Why should people attend the SVG Venue Production Seminar at EverBank Field? What will they learn from the Jags?
I don’t want to minimize what everybody else is doing; there are obviously brilliant shows throughout the league. I think we’re doing something special because of scale and because of our 8K flow. I think, if you’re a technologist, you’ll have an incredible ability to understand how you get out of the native camera into our 8K work environment: how the flow works, how the whole EditShare functionality and the ingestion and the resizing process happen. It’s an incredibly well put-together room, so, on the engineering side or the control-room side, the way the room supports the content, the way the room supports the show that I’m trying to put together is truly stunning and amazing.

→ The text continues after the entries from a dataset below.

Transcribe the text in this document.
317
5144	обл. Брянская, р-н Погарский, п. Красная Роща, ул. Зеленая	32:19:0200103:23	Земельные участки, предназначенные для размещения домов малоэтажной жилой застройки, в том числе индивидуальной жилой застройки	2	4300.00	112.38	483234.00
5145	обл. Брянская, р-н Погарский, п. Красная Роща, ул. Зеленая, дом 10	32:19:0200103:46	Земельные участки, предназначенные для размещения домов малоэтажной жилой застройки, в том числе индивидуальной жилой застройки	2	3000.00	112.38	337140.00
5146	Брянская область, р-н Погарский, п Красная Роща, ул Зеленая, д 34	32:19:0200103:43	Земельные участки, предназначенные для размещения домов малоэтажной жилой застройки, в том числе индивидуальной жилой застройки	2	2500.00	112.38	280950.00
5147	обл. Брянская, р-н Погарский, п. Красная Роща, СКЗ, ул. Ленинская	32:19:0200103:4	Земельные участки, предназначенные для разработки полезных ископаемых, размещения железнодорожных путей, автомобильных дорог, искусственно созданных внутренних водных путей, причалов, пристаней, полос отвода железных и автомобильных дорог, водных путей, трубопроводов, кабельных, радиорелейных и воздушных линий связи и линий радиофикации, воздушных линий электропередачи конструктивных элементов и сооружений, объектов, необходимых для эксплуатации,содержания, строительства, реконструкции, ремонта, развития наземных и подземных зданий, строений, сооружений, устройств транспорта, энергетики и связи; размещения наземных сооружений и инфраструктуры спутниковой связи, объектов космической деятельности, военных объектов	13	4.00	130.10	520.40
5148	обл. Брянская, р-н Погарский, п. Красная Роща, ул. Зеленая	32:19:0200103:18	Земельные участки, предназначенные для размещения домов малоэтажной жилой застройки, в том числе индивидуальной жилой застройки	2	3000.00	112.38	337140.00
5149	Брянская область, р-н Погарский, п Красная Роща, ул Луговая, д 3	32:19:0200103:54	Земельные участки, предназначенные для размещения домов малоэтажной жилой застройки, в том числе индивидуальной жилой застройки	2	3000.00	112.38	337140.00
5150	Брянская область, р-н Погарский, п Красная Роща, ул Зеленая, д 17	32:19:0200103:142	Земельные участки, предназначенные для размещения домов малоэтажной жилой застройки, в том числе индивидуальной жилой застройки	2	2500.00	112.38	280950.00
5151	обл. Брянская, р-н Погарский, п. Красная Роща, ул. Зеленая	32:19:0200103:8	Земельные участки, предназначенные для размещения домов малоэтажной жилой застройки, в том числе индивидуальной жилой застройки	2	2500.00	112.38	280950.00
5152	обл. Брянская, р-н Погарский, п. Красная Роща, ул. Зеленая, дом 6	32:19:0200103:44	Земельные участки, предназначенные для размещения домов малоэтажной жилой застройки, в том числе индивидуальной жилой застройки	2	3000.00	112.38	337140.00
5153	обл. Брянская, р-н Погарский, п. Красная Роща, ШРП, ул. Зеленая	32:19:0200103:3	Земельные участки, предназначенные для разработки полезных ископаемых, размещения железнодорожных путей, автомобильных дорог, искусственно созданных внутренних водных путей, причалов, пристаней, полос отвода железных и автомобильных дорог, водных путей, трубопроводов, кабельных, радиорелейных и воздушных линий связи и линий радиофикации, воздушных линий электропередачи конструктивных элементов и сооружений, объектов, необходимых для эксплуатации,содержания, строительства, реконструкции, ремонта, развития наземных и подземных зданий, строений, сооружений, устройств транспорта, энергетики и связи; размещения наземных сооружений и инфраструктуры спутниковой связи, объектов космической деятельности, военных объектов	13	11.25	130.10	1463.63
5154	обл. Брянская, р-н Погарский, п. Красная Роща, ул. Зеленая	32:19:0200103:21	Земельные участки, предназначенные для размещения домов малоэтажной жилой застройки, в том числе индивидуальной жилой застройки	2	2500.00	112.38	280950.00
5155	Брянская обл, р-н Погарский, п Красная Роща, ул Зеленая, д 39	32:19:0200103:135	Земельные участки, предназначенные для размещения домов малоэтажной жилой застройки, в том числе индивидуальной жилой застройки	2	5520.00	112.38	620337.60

The flexibility, the way we use everything from frame syncs to mix-effects busses to all the I/O, the way we integrate. We have a live studio show, we have a live DJ up on the party deck, we’ve got a live field reporter, we’ve got a drum line, we’ve got cheerleaders, we’ve got mascots. There’s so many things happening simultaneously, and it comes together as an entertaining show. I think, if you’re in this business, there’ll be an awful lot of takeaways.
Karen Hogan contributed to this report.